Atualmente os dados pessoais circulam sem qualquer barreira, inclusive além-fronteiras. Exemplo disto são as informações que salvamos nas nuvens e são armazenadas em servidores situados em outros países. Isto tem feito com que a proteção legal dos dados pessoais seja adotada em diversos Estados, sendo grande parte deles se inspirado no Regulamento Geral sobre Proteção de Dados (RGPD) da União Europeia (UE).
Transferência internacional de dados pessoais: “decisão de adequação"
Para ser realizada a transferência internacional de dados pessoas para "países terceiros”, ou seja, aqueles que não são membros da UE, o RGPD disponibiliza alguns mecanismos, entre eles, a “Decisão de Adequação” adotada pela Comissão Europeia, as “Binding Corporate Rules" e as “Standard Contractual Clauses”.
A “Decisão de Adequação” reconhece que um determinado país dispõe de proteção legal aos dados pessoais no mesmo nível da União Europeia sendo assim admitida a transferências de dados pessoais da UE para o “terceiro país”, como Argentina, Canadá, Japão e Suíça.
Transferência de dados pessoais da União Europeia para os Estados Unidos
Com a adoção da legislação de proteção de dados pessoais pela União Europeia e o grande comércio de bens e serviços entre os Estados Unidos (EUA) e a UE, foi necessário regulamentar a transferência internacional de dados entre tais países.
Desta forma, no dia 10 de julho/23, a Comissão Europeia adotou a "decisão de adequação” com relação aos Estados Unidos, a qual foi denominada “Data Privacy Framework UE-EUA”. Desta forma, passa a ser permitida a transferência dos dados pessoais da UE para os EUA.
O “Data Privacy Framework UE-EUA” surgiu em substituição ao “Privacy Shield UE-EUA” de 2016, que por sua vez sucedeu ao “Safe Harbor” de 2000, ambos invalidados pelo Tribunal de Justiça da União Europeia por iniciativa da organização sem fins lucrativos “My Privacy is None of Your Business” - NOYB / Max Schrems.
A nova "decisão de adequação" foi possível após a expedição de Ordem Executiva do Presidente Biden que reforça as salvaguardas para as atividades de inteligência do país, bem como posteriormente à regulamentação expedida pelo Procurador Geral norte-americano. Tal decisão foi desenvolvida tendo como base a decisão do Tribunal de Justiça da União Europeia (TJUE) no caso Schrems II (2020).
Assim sendo, os Estados Unidos asseguram que o seu serviço de inteligência somente terá acesso aos dados pessoais na medida do necessário e de forma proporcional. Além disto, os Estados Unidos terão uma autoridade independente e imparcial (“Data Protection Review Court”) para lidar com os pedidos de reparação e as reclamações dos titulares de dados europeus sobre a coleta de seus dados pessoais com a finalidade de segurança nacional, podendo tal autoridade ordenar a exclusão dos dados coletadas que violarem as novas salvaguardas.
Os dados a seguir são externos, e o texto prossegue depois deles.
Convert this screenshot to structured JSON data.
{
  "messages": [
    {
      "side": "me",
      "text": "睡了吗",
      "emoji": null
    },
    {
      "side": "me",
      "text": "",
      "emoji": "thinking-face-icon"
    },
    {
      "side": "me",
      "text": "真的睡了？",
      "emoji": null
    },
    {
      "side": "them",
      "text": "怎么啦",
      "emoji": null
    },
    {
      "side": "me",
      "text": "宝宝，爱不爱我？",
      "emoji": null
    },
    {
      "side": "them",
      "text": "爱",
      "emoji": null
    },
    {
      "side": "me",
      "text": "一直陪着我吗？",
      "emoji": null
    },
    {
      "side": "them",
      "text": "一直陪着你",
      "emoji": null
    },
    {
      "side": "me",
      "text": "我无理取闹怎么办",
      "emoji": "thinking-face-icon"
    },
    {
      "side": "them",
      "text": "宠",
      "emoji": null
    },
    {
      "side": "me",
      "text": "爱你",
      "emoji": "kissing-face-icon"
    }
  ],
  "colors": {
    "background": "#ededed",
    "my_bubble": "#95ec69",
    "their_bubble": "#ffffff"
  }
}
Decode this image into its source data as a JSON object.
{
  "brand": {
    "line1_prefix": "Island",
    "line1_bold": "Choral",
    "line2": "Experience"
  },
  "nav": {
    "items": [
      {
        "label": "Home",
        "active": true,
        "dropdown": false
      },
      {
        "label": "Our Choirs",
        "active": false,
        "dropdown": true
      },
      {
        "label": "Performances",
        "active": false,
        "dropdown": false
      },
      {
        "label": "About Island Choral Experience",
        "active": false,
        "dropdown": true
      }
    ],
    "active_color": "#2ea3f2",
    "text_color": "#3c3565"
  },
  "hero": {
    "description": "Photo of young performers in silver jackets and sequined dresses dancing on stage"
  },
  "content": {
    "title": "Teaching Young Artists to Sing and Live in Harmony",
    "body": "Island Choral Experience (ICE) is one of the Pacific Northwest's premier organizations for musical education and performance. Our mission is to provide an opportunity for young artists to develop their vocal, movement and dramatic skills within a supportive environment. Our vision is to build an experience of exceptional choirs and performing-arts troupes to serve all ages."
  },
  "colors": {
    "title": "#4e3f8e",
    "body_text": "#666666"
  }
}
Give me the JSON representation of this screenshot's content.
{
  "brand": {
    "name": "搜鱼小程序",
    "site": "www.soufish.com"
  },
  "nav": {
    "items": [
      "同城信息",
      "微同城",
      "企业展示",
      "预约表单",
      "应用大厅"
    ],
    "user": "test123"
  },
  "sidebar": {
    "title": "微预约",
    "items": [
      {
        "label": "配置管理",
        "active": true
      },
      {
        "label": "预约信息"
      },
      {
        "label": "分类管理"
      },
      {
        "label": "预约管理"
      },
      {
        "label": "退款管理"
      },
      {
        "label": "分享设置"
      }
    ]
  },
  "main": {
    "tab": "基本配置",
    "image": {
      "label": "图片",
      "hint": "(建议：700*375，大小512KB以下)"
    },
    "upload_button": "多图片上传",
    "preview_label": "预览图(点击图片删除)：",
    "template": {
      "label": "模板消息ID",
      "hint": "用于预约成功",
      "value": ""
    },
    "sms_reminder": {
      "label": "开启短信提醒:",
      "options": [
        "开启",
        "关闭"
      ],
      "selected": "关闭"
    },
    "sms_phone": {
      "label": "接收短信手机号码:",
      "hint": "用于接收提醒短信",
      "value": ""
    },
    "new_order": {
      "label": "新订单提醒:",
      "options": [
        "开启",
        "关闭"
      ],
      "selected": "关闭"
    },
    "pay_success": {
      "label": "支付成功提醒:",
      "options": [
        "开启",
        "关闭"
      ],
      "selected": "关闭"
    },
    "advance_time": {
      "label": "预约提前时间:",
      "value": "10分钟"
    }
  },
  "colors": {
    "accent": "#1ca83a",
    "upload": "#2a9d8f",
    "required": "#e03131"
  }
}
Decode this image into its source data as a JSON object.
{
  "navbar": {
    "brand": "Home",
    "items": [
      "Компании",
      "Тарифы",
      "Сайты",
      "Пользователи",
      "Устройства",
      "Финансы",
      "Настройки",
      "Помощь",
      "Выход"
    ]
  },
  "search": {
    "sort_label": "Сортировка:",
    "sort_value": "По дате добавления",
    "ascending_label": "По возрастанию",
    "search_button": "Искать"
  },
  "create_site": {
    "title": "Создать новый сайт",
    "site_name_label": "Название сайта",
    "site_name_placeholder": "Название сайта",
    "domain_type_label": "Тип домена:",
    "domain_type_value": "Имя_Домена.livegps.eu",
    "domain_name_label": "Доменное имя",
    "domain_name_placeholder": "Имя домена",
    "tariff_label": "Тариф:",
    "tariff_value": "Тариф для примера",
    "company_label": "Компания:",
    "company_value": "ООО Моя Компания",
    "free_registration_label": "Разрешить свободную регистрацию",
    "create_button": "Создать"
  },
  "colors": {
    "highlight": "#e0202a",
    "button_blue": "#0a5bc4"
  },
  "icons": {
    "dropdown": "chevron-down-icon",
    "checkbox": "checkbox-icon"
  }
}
“Data Privacy Framework UE-EUA” e NOYB / Max Schrems
A organização NOYB, criada pelo advogado e ativista em privacidade Max Schrems, já afirmou que em grande parte a nova decisão de adequação UE-EUA é cópia do “Privacy Shield UE-EUA”, demonstrando assim que existe uma grande chance da NOYB novamente demandar perante o TJUE a anulação da “Data Privacy Framework UE-EUA”. Isto deve-se ao fato dos Estados Unidos não ter alterado a legislação de vigilância norte-americana (FISA 702), a qual coloca em risco os dados pessoais oriundos da União Europeia e pode requerer alterações na Constituição norte-americana, o que os EUA certamente não têm interesse.
Conclusão
Mesmo tendo sido adotada a “decisão de adequação” que possibilita a transferência de dados pessoais da União Europeia para os Estados Unidos, é conveniente aguardar para confirmarmos se os EUA realmente protegerão os dados pessoais transferidos pela União Europeia no mesmo nível do RGPD, bem como se a NOYB adotará medidas judiciais visando proteger os dados pessoais europeus e consequentemente invalidar o “Data Privacy Framework UE-EUA”.